Here’s the bottom line: If the one who made you angry is willing to take responsibility for wrongs done and to start over, don’t hesitate to do your part as well. Reconciliation pleases the heart of God.
7. Rejoice in God’s Purpose
Few things on earth are more desolate than a forest after a ravaging fire has reduced it to ashes. It
is
easy to look at the charred stumps and think life will never recover.
But oh, how appearances can deceive! Return to the scorched area the following spring, and you’ll see a vivid illustration of God’s ability to turn any tribulation into triumph. In relatively little time, “dead” hillsides come alive with colorful wildflowers and green grasses.

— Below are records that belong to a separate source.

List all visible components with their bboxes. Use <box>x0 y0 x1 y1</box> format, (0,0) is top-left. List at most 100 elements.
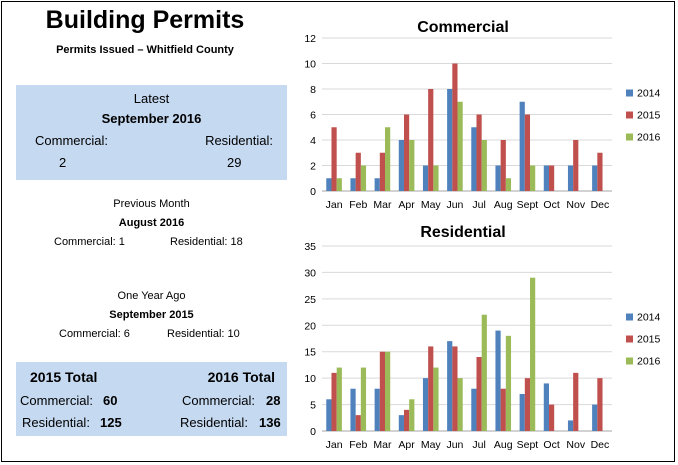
bar-2016-aug <box>505 178 512 191</box>
x-tick-label: Feb <box>349 199 367 211</box>
y-tick-label: 5 <box>310 400 316 412</box>
bar-2016-feb <box>360 165 367 191</box>
legend-label-2016: 2016 <box>637 356 661 368</box>
x-tick-label: Mar <box>373 199 392 211</box>
bar-2016-may <box>433 165 439 191</box>
totals-2015-commercial-value: 60 <box>103 393 118 408</box>
x-tick-label: Dec <box>591 439 610 451</box>
page-title: Building Permits <box>45 6 245 34</box>
bar-2016-jul <box>481 140 487 191</box>
totals-panel: 2015 Total 2016 Total Commercial: 60 Res… <box>16 362 287 436</box>
bar-2016-sept <box>530 277 536 431</box>
totals-2015-residential-label: Residential: <box>22 415 90 430</box>
latest-heading: Latest <box>133 91 170 106</box>
bar-2015-sept <box>524 378 531 431</box>
x-tick-label: Jan <box>326 199 343 211</box>
bar-2015-nov <box>573 140 579 191</box>
bar-2014-jun <box>447 89 453 191</box>
bar-2016-mar <box>385 127 391 191</box>
bar-2015-jul <box>476 357 482 431</box>
bar-2015-jul <box>476 114 482 191</box>
bar-2015-jan <box>331 127 337 191</box>
bar-2015-sept <box>524 114 531 191</box>
one-year-ago-period: September 2015 <box>109 309 194 321</box>
y-tick-label: 0 <box>310 426 316 438</box>
bar-2014-aug <box>495 330 501 431</box>
bar-2015-nov <box>573 372 579 431</box>
bar-2015-mar <box>379 152 386 191</box>
bar-2014-oct <box>543 165 549 191</box>
bar-2016-jun <box>457 101 463 191</box>
x-tick-label: Nov <box>566 199 585 211</box>
x-tick-label: Jun <box>446 439 463 451</box>
legend-label-2014: 2014 <box>637 312 661 324</box>
totals-2016-residential-value: 136 <box>259 415 281 430</box>
bar-2014-jan <box>326 399 332 431</box>
bar-2016-feb <box>360 367 367 431</box>
bar-2015-aug <box>500 388 506 431</box>
bar-2015-dec <box>597 152 603 191</box>
x-tick-label: Jan <box>326 439 343 451</box>
y-tick-label: 25 <box>304 294 316 306</box>
y-tick-label: 20 <box>304 320 316 332</box>
x-tick-label: Jul <box>472 439 485 451</box>
y-tick-label: 4 <box>310 135 316 147</box>
bar-2014-sept <box>519 394 525 431</box>
bar-2014-aug <box>495 165 501 191</box>
totals-2016-commercial-label: Commercial: <box>182 393 255 408</box>
x-tick-label: Mar <box>373 439 392 451</box>
bar-2014-jul <box>471 127 477 191</box>
one-year-ago-heading: One Year Ago <box>117 290 186 302</box>
y-tick-label: 15 <box>304 347 316 359</box>
legend-label-2015: 2015 <box>637 334 661 346</box>
legend-swatch-2015 <box>626 111 633 119</box>
bar-2015-may <box>428 346 434 431</box>
y-tick-label: 6 <box>310 110 316 122</box>
previous-month-residential: Residential: 18 <box>170 236 243 248</box>
bar-2014-jun <box>447 341 453 431</box>
x-tick-label: Feb <box>349 439 367 451</box>
bar-2015-oct <box>548 404 555 431</box>
x-tick-label: May <box>421 199 442 211</box>
bar-2015-may <box>428 89 434 191</box>
chart-title: Residential <box>420 224 505 241</box>
bar-2014-jan <box>326 178 332 191</box>
y-tick-label: 30 <box>304 267 316 279</box>
latest-residential-label: Residential: <box>205 133 273 148</box>
previous-month-heading: Previous Month <box>113 198 190 210</box>
bar-2014-nov <box>567 420 574 431</box>
x-tick-label: Aug <box>494 439 513 451</box>
x-tick-label: Jul <box>472 199 485 211</box>
y-tick-label: 2 <box>310 161 316 173</box>
commercial-chart: Commercial 0 2 4 6 8 10 12 Jan Feb Mar Apr May Jun Jul… <box>304 19 661 211</box>
chart-title: Commercial <box>417 19 509 36</box>
bar-2014-may <box>422 378 429 431</box>
legend-label-2015: 2015 <box>637 110 661 122</box>
totals-2015-heading: 2015 Total <box>30 369 98 385</box>
bar-2014-nov <box>567 165 574 191</box>
residential-chart: Residential 0 5 10 15 20 25 30 35 Jan Feb Mar Apr May… <box>304 224 661 451</box>
latest-period: September 2016 <box>101 111 202 126</box>
x-tick-label: Oct <box>543 199 559 211</box>
latest-panel: Latest September 2016 Commercial: Reside… <box>16 85 287 180</box>
one-year-ago-residential: Residential: 10 <box>167 328 240 340</box>
bar-2016-apr <box>409 140 415 191</box>
totals-2015-commercial-label: Commercial: <box>20 393 93 408</box>
bar-2015-apr <box>403 114 410 191</box>
bar-2016-sept <box>530 165 536 191</box>
y-tick-label: 35 <box>304 241 316 253</box>
x-tick-label: Oct <box>543 439 559 451</box>
bar-2014-dec <box>592 165 598 191</box>
totals-2016-commercial-value: 28 <box>266 393 281 408</box>
bar-2014-feb <box>350 388 356 431</box>
bar-2015-mar <box>379 351 386 431</box>
bar-2016-apr <box>409 399 415 431</box>
bar-2015-dec <box>597 378 603 431</box>
bar-2016-mar <box>385 351 391 431</box>
totals-2016-heading: 2016 Total <box>207 369 275 385</box>
latest-residential-value: 29 <box>227 155 242 170</box>
page-subtitle: Permits Issued – Whitfield County <box>56 44 234 56</box>
legend-label-2016: 2016 <box>637 132 661 144</box>
bar-2015-jun <box>452 63 458 191</box>
bar-2016-jun <box>457 378 463 431</box>
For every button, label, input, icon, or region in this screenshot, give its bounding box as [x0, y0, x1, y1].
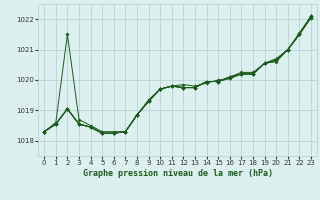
- X-axis label: Graphe pression niveau de la mer (hPa): Graphe pression niveau de la mer (hPa): [83, 169, 273, 178]
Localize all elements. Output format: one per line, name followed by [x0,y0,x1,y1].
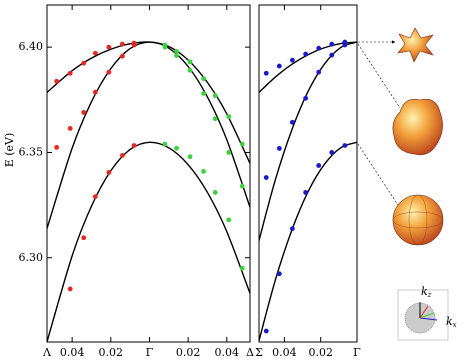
data-point [316,45,322,51]
data-point [187,154,193,160]
shape-middle [392,98,443,156]
data-point [239,265,245,271]
data-point [162,141,168,147]
data-point [212,190,218,195]
data-point [174,53,179,58]
data-point [329,150,335,155]
data-point [67,126,73,131]
data-point [263,70,269,76]
data-point [212,93,218,98]
data-point [316,163,322,168]
pointer [357,43,401,109]
data-point [81,60,87,66]
data-point [106,44,112,50]
data-point [303,51,309,57]
data-point [212,116,218,122]
data-point [174,48,179,54]
data-point [342,143,348,148]
data-point [81,110,87,115]
data-point [106,170,112,175]
data-point [92,89,98,95]
x-tick-label: Λ [42,346,52,359]
data-point [329,52,335,58]
plot-area [47,40,250,342]
data-point [54,78,60,84]
data-point [92,50,98,56]
y-axis-label: E (eV) [3,133,16,168]
band-curve [47,141,250,342]
x-tick-label: Γ [353,346,361,359]
inset-label: kx [446,315,457,329]
x-tick-label: 0.02 [308,346,333,359]
shape-top [397,27,434,63]
data-point [276,146,282,151]
data-point [106,69,112,75]
band-curve [259,141,357,341]
x-tick-label: 0.04 [60,346,85,359]
data-point [303,190,309,195]
data-point [263,175,269,180]
data-point [289,226,295,232]
data-point [289,57,295,63]
data-point [120,53,125,59]
data-point [174,145,179,151]
shape-sphere [392,194,444,246]
data-point [201,76,207,82]
panel-frame [258,4,358,343]
x-tick-label: 0.02 [176,346,201,359]
band-curve [259,41,357,93]
plot-area [259,39,357,341]
data-point [276,271,282,277]
data-point [226,217,232,223]
data-point [67,70,73,76]
data-point [120,152,125,158]
band-curve [47,41,250,164]
data-point [226,150,232,155]
data-point [187,67,193,73]
pointer [357,143,399,206]
panel-frame [46,4,251,343]
data-point [329,41,335,47]
band-curve [47,41,250,229]
data-point [54,144,60,150]
data-point [131,143,137,148]
data-point [92,194,98,200]
y-tick-label: 6.35 [19,145,44,158]
x-tick-label: Σ [255,346,263,359]
inset-box [397,289,449,341]
data-point [263,328,269,334]
data-point [316,69,322,75]
data-point [276,63,282,69]
y-tick-label: 6.30 [19,251,44,264]
data-point [81,235,87,241]
inset-label: kz [421,285,432,299]
x-tick-label: 0.02 [99,346,124,359]
data-point [289,119,295,125]
data-point [162,44,168,50]
data-point [226,114,232,120]
data-point [239,141,245,147]
data-point [201,168,207,174]
x-tick-label: 0.04 [272,346,297,359]
data-point [342,42,348,48]
data-point [239,183,245,189]
y-tick-label: 6.40 [19,40,44,53]
data-point [131,42,137,48]
data-point [303,95,309,101]
data-point [67,286,73,292]
x-tick-label: 0.04 [215,346,240,359]
band-curve [259,41,357,241]
x-tick-label: Δ [246,346,254,359]
data-point [187,59,193,65]
data-point [120,41,125,47]
x-tick-label: Γ [146,346,154,359]
data-point [201,91,207,96]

Old growth previously choking out the new is gone, clearing the way for an explosion of fresh life.
Our hearts, once laid waste by pain and anger, are no different. The ultimate purpose of our fiery trials is to clear away everything holding us back from a more mature, more empowered walk with Christ.
As the inspired apostle Paul wrote:
“In all these things we are more than conquerors through him who loved us. For I am convinced that neither death nor life, neither angels nor demons, neither the present nor the future, nor any powers, neither height nor depth, nor anything else in all creation, will be able to separate us from the love of God that is in Christ Jesus our Lord”
(ROMANS 8:37-38).
So the final step in dousing the smoldering anger inside you is to rejoice in the
good
God promises to produce out of all you’ve been through as you commit your trials to Him. As forgiveness douses those burning embers, begin to look for signs of new life in your own heart and soul. Look for the beauty God will bring from the ashes.
You Can Find Serenity After Surfacing Your Anger
Vivian called me months later to report she was making steady progress toward shedding the unnecessary burden of her unresolved anger. She and Lorraine finally talked through their past and forgave each other.
“It’s like all those years I’ve been dragging around a one-hundred-pound sack of potatoes,” she told me. “Now with the weight lifted, I feel like a whole new person without it.”
Hidden anger may be difficult to recognize, but it’s definitely
felt—
by you, and by those around you. While Vivian’s anger had stayed on a slow simmer, her emotional stove had kept cooking. But when Vivian learned a new recipe for success—admit it, forgive it, release it—then her anger was taken off her emotional burner altogether, and finally cooled.
Fire works: A Short Fuse Is Bad News
It’s hard to say which is scarier: watching a bomb explode and witnessing fiery debris fly in every direction, or being near a bomb that should have exploded, but didn’t.
It happens every Fourth of July in the United States. Someone lights the fuse on a firecracker and runs a safe distance away. Covering their ears, a watching crowd excitedly waits for the blast. The sparks sizzle and crackle all the way down to the end of the fuse—then
boom
—the black powder ignites!

 

Unfortunately, not all firecrackers detonate as they should. Yes, the fuse burns—same as before. And everyone waits:
three, two, one…
but nothing happens—no flash, no boom. No longer is the air filled with excitement, but it is thick with anxiety…caution…hesitation. Is it really a dud, or just slow to blow? Who will go near to investigate? Do you dare pick it up? Maybe the fuse didn’t stay lit. Or maybe the embers are still smoldering on the inside, unseen—call it destruction in slow motion.

 

Without a doubt, anger and fireworks have a lot in common. If not handled properly, both can explode on you and on those around you. Like a cantankerous Roman candle, red-hot anger can appear to fizzle and disappear inside. Although out of sight and mind, this inner anger is just as damaging as a powerful explosion—simply because the pent-up force will eventually explode on the inside harms your emotional stability. This can happen anytime we attempt to ignore smoldering embers of anger rather than permanently extinguishing them in a healthy way.